- BrightEdge has made a secondary investment out of its ACS Impact Venture Fund (AIVF) to support CellCentric’s clinical development of inobrodib, a pioneering oral p300/CBP inhibitor.
- Inobrodib has the potential to address a clear unmet clinical need, as an easy to take drug that may minimalise hospitalisation and help reduce inequity in cancer treatment.
- Patients are receiving the drug as part of ongoing Phase I/IIa clinical trials.
Cambridge, UK, 11h September 2023: CellCentric, a UK-based biotechnology company, today announces it has received a further $3 million investment from BrightEdge LLC, the impact investment and innovation arm of the American Cancer Society (ACS). This funding follows an initial strategic investment in January 2022.
The investment will help finance further development of inobrodib, CellCentric’s first-in-class p300/CBP inhibitor to treat specific types of cancer. CellCentric’s ongoing blood cancer trial (NCT04068597) involves patients with a range of haematological malignancies, with a lead application in relapsed/refractory multiple myeloma (RRMM).
BrightEdge supports companies with the potential for clinical and social impact. Inobrodib’s potential, in terms of clinical activity and good safety profile, allows it to be used by patients unable to tolerate other treatments, including the elderly and frail. This may represent a significant benefit over existing treatment options. It can also be taken in combination with a number of existing standard of care drugs.
Many new cancer therapeutics require significant repeat time at hospital, with a marked impact on patients’ quality of life. Inobrodib is an easy to take drug that can be self-administered at home without requiring intensive monitoring, reducing the number of hospital visits, and has the potential to support the FDA’s goal of addressing inequities in cancer care.

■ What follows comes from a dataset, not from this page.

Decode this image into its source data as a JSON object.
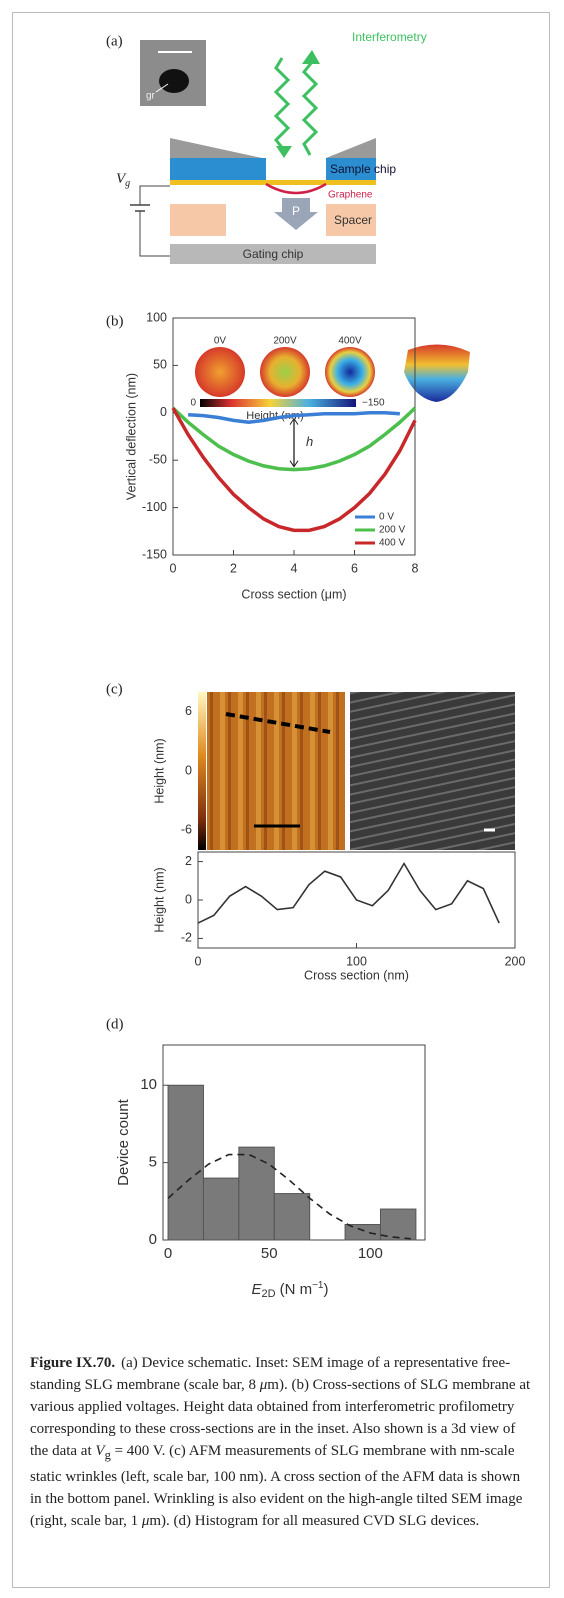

Alongside the additional funding, CellCentric will be expanding its outreach and engagement with patients. Both the company and the American Cancer Society share the common aim of developing novel high impact treatments for cancer, that can reach the widest communities.
“We are pleased to support the continued development of inobrodib and its advancement through clinical trials,” said Alice Pomponio, vice president of innovation and impact investing and managing director of BrightEdge. “By meeting an unmet need whilst also offering ease of administration for vulnerable populations, CellCentric’s program aligns with our goals of improving patient outcomes and reducing inequities in care.”
“Support from the American Cancer Society is a vote of confidence in inobrodib as a treatment which is both efficacious and easy for patients to take,” says Will West, CellCentric’s CEO. “Its good safety profile and ability to reduce disruption means elderly and frail patients stand to benefit from treatment.”
CellCentric will announce expansion cohort data at the 65th ASH Annual Meeting and Exposition which will take place December 9-12, 2023, in San Diego. This will include data from a trial of inobrodib to treat relapsed/refractory multiple myeloma focusing on the combination of inobrodib with pomalidomide and dexamethasone, but supporting monotherapy data also.
About inobrodib
Inobrodib works by binding to a specific part of proteins p300 and CBP (bromodomain). It is highly selective and does not impact similar pockets on other proteins. Through this action inobrodib reduces the expression of key cancer drivers: IRF4, MYC, and the androgen receptor (AR and its variants).
It is a new type of treatment for people with cancer. Delivered as an oral capsule, it is easy for patients to take and can be used at home without the need for intensive monitoring. As it has a good safety profile for a drug in this setting, it can also be used by those who are unable to tolerate other treatments, including the elderly and frail. This potentially represents a significant benefit over existing treatment options as it enables a wider range of patients to be treated, including those who want to be treated closer to home. Being an oral capsule, it has the potential to present a lower overall burden on the healthcare system as compared to more complex therapies, such as cell-based therapies.
In June 2023, CellCentric was granted orphan drug and fast track designation status from the FDA for inobrodib.
About CellCentric
CellCentric is an innovative UK-based biotechnology company with offices in Cambridge and Manchester. The company was spun out from the University of Cambridge, by pioneering developmental biologist Professor Azim Surani FRS, CBE, who wanted to further explore the potential of epigenetics to deliver new treatments. From its origins, CellCentric built a network of research and evaluation relationships with over 25 leading academic research groups worldwide.
CellCentric’s research evolved to focus on twin acetyl transferase proteins, p300 and CBP, that act as transcription co-activation factors, and that drive the expression of genes important in cancer progression. CellCentric has investigated over 50 epigenetic-related targets as new ways to treat disease, and specifically cancer. The company actively pursued multiple drug discovery programmes before focusing on p300/CBP inhibition and inobrodib.
From research to drug development, the growth of CellCentric reflects its ability to harness academic and research ecosystems to deliver real world treatments for patients.